É notável também que neste capítulo se apresenta o dom de profecia várias vêzes (Versículos 1> 3, 4, 5, 22, 24, 29, 31, 32 e 39) em comparação com o dom de línguas. O dom de profecia é exaltado, e há advertência quanto ao uso correto do dom de línguas. É indubitável que por “profecia” se entende a faculdade de exortar e instruir; de repreender e corrigir, mais do que dom manifestamente natural de predizer o futuro.
Fica, pois, estabelecida esta verdade: o dom de línguas não é tratado como alguma coisa isolada, à parte. Constitui parte de um conjunto de dons emanados todos do “mesmo Espírito” (I Cor. 12: 4). E seu emprêgo sòmente poderia ser eficaz se usado “para edificação” (I Cor. 14:26).
A Razão do Dom Pentescostal de Línguas e Como se Manifestou
Os judeus dispersos pelas diversas regiões do Império Romano já não falavam a mesma língua. Era bem grande o poliglotismo dos “adventícios da diáspora” (I S. Ped. 1:1 Versão Straubinger), chamados “estrangeiros dispersos” em nossa tradução Almeida.

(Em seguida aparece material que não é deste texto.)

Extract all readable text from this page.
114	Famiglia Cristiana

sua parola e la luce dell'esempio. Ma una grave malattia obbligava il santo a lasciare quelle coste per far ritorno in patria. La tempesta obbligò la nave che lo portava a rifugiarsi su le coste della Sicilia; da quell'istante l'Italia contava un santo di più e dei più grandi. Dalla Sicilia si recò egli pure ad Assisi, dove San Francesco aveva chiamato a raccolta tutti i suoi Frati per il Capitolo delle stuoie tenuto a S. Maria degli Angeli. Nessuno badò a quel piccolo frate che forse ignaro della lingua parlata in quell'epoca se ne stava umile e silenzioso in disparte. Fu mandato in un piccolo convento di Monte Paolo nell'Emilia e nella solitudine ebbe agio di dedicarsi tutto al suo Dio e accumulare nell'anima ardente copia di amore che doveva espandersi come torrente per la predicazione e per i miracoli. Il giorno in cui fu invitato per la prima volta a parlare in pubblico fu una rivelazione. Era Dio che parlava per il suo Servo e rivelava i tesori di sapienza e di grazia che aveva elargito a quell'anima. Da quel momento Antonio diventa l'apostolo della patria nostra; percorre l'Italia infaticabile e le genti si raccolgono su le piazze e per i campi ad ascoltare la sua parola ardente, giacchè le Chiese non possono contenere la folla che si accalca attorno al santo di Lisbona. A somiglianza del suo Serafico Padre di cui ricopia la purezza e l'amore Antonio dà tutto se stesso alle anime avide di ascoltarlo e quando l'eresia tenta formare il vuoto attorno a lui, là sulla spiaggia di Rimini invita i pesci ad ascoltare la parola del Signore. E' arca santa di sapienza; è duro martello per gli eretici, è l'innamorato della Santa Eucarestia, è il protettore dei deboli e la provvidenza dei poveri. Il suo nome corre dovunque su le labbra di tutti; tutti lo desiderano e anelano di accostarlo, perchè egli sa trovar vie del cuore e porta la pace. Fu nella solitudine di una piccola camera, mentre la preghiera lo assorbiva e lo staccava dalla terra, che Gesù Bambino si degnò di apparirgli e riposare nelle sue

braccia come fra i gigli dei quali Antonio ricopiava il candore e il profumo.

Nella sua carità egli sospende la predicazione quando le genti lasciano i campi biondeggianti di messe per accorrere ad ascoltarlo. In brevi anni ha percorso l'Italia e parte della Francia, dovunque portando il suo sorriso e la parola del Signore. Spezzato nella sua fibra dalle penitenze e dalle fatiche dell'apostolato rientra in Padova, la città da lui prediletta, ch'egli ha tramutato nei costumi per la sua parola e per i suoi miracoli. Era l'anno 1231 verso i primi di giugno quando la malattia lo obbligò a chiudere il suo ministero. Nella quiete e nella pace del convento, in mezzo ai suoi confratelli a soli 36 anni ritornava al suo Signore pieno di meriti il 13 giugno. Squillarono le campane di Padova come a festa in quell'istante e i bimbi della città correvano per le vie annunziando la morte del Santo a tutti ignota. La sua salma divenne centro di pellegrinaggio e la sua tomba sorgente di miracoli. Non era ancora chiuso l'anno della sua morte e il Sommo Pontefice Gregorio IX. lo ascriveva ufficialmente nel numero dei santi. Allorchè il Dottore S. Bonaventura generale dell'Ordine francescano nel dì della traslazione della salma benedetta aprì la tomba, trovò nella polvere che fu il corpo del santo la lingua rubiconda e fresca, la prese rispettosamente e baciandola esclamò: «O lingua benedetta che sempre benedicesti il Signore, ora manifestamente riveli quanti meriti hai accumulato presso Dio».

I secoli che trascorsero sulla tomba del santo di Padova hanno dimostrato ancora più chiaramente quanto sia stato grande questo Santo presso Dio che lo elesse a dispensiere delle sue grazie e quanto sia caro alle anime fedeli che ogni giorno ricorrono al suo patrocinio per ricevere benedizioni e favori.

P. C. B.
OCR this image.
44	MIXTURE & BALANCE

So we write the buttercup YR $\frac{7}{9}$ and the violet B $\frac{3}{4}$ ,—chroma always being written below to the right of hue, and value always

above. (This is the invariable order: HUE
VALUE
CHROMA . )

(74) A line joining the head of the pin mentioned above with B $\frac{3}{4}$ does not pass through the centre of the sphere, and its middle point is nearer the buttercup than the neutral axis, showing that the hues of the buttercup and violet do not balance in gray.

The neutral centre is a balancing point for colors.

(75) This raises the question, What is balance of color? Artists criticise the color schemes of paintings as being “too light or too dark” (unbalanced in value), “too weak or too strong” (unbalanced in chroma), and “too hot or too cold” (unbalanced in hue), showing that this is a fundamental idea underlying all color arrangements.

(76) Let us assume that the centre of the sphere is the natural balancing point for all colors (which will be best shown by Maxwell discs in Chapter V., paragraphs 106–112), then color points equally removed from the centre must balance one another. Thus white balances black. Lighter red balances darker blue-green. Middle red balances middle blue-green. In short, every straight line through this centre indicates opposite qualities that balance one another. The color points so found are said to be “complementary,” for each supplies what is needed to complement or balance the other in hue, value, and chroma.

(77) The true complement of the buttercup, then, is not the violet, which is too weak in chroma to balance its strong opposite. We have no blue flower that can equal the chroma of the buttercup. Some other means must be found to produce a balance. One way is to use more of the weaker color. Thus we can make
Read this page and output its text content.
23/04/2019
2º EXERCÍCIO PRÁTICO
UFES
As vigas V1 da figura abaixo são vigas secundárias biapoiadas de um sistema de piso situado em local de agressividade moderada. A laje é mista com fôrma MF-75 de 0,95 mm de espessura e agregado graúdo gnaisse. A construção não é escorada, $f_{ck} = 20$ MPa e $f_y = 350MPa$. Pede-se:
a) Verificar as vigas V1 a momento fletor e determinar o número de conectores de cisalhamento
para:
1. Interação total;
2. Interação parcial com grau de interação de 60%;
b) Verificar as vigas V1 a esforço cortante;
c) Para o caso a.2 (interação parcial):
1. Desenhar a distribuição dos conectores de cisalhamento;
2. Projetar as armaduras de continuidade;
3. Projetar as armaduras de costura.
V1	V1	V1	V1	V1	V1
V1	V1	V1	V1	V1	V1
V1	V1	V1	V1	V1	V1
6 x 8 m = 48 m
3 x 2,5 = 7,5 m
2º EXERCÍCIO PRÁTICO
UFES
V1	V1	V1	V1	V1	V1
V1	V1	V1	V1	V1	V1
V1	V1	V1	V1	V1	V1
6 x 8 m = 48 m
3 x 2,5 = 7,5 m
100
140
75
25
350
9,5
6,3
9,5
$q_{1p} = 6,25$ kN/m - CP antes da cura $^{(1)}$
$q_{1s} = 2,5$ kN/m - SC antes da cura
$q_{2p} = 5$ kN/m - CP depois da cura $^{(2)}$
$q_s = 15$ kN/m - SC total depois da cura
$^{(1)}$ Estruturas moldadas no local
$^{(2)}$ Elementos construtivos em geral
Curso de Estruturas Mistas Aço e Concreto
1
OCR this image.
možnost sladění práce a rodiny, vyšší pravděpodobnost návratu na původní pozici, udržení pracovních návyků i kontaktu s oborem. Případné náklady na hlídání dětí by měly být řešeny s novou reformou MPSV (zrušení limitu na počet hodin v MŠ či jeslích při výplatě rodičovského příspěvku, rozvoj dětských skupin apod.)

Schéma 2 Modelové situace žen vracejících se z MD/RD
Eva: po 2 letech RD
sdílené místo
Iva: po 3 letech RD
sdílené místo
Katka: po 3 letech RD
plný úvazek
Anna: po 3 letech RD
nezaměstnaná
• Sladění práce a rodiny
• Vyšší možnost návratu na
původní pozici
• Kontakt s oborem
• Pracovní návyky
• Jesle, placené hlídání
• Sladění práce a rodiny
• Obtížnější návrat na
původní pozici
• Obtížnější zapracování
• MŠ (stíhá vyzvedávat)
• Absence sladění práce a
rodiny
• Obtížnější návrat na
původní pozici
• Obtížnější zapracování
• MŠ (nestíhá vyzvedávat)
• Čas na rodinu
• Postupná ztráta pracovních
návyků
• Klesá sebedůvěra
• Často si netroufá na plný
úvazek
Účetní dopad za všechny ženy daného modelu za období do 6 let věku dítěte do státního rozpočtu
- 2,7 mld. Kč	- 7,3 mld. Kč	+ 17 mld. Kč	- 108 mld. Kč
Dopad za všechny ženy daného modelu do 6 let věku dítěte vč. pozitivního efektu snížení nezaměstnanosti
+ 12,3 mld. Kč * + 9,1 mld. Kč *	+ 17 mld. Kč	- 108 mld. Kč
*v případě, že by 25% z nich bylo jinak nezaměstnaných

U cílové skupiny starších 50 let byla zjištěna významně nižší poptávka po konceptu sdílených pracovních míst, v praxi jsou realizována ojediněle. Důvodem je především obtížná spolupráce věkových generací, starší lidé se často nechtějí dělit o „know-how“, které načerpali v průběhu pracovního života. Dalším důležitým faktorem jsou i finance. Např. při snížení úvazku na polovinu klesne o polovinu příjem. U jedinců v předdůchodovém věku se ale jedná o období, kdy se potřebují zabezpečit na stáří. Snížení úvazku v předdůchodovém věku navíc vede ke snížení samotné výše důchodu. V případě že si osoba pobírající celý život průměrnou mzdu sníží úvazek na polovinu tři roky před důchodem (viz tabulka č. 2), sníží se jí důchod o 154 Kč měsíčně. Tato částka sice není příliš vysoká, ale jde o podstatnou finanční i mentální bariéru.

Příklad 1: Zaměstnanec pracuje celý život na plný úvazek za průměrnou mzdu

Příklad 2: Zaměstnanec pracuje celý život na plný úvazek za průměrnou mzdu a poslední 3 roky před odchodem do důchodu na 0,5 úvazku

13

Lemos a respeito: “Durante a dispersão os judeus tinham sido espalhados por quase tôdas as partes do mundo habitado, e em seu exílio tinham aprendido a falar várias línguas. Muitos dêsses judeus estavam nessa ocasião em Jerusalém assistindo às festas religiosas que então se realizavam. Cada língua conhecida estava por êles representada. Esta diversidade de línguas teria sido um grande embaraço à proclamação do evangelho; Deus, portanto, de maneira miraculosa, supriu a deficiência dos apóstolos. O Espírito Santo fêz por êles o que não teriam podido fazer por si mesmos em tôda uma existência. Agora podiam proclamar as verdades do evangelho em tôda parte, falando com perfeição a língua daqueles por quem trabalhavam. Êste miraculoso dom era para o mundo uma forte evidência de que o trabalho dêles levava o sinête do Céu. Daí por diante a linguagem dos discípulos era pura, simples e acurada, quer falassem êles no idioma materno ou numa língua estrangeira” (Atos dos Apóstolos, págs. 39 e 40).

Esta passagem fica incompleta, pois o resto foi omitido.